Face It: It’s All Our Fault

I think there may be exactly one sentence in Shadi Hamid’s Atlantic article on Islamism, the Arab Spring, and what he deems “the failure of America’s do-nothing policy in the Middle East” with which I agree. Here’s the sentence:

The notion of neutrality, for a country as powerful as the United States, is illusory.

Read the article if you must. I disagree with much of the rest, in some cases vehemently.

I think I may have a different standard for the success or failure of our policies than Dr. Hamid. I think that our policy should be judged by whether it furthers our interests or not. What I’ve observed is that our actions have generally been less effective in promoting our interests than inaction would have been. That is to be expected. Americans generally are disinterested in other countries and their people. Until they aren’t. And that’s no basis on which to found solid courses of action.

Additionally, we’ve frequently been ineffectual in the Middle East but haven’t been inactive in more than forty years. We’re not inactive in Syria now. We’re supporting Sunni Arab rebels, just as Turkey, Saudi Arabia, Al Qaeda, and DAESH are. We’ve also flown thousands of missions, most of which have destroyed little that hasn’t been replaced with ease and aren’t providing much in the way of a deterrent. Again, that’s ineffectual not inactive.

There is a view, remarkably popular nowadays and apparently particularly popular in the Middle East, that everything that happens does so because the U. S. government made it happen. Those who hold this view necessarily believe that no other country has any interests or pursues them and that potential is equivalent to action. It’s a convenient view because it absolves people of the follow of their own actions or inactions.

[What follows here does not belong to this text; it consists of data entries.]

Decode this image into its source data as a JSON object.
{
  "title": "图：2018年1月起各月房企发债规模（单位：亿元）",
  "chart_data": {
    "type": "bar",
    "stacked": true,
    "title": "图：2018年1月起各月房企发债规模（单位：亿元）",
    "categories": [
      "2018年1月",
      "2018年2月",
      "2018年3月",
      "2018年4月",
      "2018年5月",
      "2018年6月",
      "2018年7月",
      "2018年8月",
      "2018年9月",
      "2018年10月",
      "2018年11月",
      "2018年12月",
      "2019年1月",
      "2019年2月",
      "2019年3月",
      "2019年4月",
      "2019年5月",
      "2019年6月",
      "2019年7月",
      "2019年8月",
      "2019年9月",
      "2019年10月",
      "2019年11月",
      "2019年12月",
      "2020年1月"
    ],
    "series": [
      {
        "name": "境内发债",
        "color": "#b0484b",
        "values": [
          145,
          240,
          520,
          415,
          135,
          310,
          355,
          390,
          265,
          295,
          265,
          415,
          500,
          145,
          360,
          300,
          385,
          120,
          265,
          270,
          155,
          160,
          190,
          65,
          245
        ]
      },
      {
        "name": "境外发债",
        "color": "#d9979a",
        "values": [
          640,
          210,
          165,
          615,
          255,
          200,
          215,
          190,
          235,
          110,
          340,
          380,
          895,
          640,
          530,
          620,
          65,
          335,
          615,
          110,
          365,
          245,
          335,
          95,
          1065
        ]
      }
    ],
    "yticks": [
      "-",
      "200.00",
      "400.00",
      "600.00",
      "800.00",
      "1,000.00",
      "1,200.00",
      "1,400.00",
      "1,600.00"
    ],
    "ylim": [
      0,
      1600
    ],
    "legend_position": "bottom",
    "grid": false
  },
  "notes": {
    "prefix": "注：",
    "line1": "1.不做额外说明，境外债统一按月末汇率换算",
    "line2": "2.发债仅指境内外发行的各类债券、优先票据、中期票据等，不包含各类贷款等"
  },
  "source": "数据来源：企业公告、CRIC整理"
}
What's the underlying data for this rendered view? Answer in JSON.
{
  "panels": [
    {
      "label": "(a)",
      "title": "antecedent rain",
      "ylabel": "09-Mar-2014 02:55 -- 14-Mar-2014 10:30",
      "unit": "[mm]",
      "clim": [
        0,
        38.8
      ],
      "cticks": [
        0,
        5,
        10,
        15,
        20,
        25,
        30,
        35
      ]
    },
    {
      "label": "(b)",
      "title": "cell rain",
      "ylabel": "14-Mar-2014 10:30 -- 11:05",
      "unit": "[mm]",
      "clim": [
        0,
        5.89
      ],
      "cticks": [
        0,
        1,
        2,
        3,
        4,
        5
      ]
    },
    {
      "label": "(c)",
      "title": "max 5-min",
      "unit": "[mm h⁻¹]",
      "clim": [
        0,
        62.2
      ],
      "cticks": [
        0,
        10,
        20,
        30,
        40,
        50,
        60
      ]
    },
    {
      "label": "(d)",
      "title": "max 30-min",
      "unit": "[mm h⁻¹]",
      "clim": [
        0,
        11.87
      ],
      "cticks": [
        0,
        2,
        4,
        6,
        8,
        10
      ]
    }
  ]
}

I hold very nearly the opposite view and believe that people in the Middle East who believe that their circumstances are entirely due to U. S. meddling are mistaken and Americans who believe the same thing are, as P. G. Wodehouse might have put it, far from hinged.

1 comment… add one
  • steve Link

    Invading Iraq sure started a bad cascade, but the ME is mostly doing what they have been doing to each other for years. We should stay out of the Sunni-Shia conflict.